CTD Spotlight on Legislative Issues: Reform of the State School System and Rebalance Long Term Services and Supports from Institutions to the Community
This is a blazing hot issue, filled with emotion. Two major Texas newspapers have already come out with negative editorials based on misinformation. The major reform bills are HB1589 by Rep. Patrick Rose and SB1060 by Sen. Rodney Ellis. State school advocates say the bills will throw their family members out on the street and take away their choice of institutional services. This is simply not true.
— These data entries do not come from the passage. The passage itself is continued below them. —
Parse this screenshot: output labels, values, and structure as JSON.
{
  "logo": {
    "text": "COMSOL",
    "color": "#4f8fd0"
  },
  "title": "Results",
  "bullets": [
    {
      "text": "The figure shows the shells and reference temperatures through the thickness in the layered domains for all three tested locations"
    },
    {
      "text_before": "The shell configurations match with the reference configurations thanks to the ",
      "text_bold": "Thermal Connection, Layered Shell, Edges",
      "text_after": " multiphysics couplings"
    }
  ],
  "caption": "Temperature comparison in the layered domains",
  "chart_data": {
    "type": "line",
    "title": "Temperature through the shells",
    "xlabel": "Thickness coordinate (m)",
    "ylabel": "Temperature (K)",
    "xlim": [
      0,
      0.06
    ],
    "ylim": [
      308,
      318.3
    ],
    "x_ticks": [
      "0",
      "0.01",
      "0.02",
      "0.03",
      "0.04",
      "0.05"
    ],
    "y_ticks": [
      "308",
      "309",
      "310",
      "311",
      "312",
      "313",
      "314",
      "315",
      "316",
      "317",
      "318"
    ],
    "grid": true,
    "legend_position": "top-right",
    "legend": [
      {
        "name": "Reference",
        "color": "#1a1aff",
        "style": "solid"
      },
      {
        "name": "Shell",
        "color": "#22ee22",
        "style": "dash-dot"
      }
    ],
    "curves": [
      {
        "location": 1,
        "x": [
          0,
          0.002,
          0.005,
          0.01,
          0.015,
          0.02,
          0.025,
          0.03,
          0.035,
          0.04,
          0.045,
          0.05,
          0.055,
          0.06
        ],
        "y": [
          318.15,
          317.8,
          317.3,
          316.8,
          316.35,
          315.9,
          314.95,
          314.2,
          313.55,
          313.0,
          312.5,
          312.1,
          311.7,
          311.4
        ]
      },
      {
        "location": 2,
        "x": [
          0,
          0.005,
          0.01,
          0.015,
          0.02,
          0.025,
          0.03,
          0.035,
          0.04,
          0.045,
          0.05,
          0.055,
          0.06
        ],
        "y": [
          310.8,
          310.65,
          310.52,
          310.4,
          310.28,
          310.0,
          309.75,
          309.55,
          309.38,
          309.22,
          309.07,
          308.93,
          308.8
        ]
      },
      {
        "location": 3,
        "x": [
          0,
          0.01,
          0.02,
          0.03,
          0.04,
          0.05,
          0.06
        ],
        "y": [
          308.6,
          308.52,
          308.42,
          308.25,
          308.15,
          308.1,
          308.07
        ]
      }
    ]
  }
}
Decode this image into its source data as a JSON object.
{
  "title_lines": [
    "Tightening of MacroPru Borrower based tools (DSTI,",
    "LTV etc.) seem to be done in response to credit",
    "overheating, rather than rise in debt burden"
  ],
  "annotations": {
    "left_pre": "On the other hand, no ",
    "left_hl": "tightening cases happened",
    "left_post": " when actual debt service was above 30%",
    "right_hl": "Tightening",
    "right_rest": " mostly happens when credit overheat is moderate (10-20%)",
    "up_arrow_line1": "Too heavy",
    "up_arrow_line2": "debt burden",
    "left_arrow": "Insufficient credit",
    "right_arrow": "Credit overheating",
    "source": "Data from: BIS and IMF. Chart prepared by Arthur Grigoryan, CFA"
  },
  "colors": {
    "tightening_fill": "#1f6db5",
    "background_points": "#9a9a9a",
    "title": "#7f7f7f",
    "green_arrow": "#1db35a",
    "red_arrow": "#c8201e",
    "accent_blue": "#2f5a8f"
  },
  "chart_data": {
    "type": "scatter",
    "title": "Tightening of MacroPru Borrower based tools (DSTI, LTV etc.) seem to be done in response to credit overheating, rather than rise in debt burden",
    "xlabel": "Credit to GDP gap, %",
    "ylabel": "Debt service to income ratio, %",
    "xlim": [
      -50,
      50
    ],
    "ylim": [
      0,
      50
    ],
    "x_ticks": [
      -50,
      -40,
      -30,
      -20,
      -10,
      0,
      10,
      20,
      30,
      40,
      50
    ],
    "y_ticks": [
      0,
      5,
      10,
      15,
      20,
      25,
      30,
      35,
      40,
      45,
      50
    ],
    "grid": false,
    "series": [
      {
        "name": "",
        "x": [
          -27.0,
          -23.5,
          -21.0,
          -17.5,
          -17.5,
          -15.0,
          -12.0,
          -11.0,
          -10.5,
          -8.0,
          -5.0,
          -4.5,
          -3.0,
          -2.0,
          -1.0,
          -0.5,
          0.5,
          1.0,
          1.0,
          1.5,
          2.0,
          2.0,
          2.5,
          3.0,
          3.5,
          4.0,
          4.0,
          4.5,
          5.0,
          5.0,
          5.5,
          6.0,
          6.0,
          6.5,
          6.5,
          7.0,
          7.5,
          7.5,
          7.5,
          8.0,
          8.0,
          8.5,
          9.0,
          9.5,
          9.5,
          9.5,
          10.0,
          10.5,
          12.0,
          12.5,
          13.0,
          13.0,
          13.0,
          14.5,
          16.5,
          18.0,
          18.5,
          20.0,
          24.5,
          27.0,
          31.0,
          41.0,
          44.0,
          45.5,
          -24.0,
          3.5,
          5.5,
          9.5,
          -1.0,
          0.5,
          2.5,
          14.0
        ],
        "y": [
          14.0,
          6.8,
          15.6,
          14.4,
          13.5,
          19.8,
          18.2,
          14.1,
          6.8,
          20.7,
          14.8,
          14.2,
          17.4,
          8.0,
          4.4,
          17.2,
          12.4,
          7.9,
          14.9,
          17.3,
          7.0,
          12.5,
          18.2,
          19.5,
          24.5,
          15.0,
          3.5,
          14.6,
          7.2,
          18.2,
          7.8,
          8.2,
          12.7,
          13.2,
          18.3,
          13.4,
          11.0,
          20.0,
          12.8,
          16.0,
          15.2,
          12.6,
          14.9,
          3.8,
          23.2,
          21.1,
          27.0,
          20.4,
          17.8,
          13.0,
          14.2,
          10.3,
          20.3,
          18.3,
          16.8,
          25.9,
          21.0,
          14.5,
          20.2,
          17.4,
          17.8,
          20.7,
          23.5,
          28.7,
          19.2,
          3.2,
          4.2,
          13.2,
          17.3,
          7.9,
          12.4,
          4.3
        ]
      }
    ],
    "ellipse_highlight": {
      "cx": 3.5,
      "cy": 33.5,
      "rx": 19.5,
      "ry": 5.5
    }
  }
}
The Ellis-Rose bill would expand a choice that currently does not exist. Families of persons with disabilities can put their loved one in an institution immediately or wait over eight years for community services. Those families waiting would sharply disagree with any assessment that they have real choice. The Ellis-Rose bill takes a cautious, measured approach to responsible reform, calling for an eight-year plan involving a wide group of stakeholders, including state school families. Ellis and Rose deserve credit for not ducking the documented institutional bias of Texas, a state ranked #1 nationally in three categories: the number of state institutions, the number of people institutionalized and the number of people on the waiting list. It is time we faced the fact that a network of 13 institutions that housed over 7,000 people in 1992 is not the right size for a projected population of 3,000 in four years. Yes, an honest plan must address consolidation of this system, but it is important to note that, under the legislation, no one desiring a state school placement would be denied it.
Come to Austin in April and set the record straight.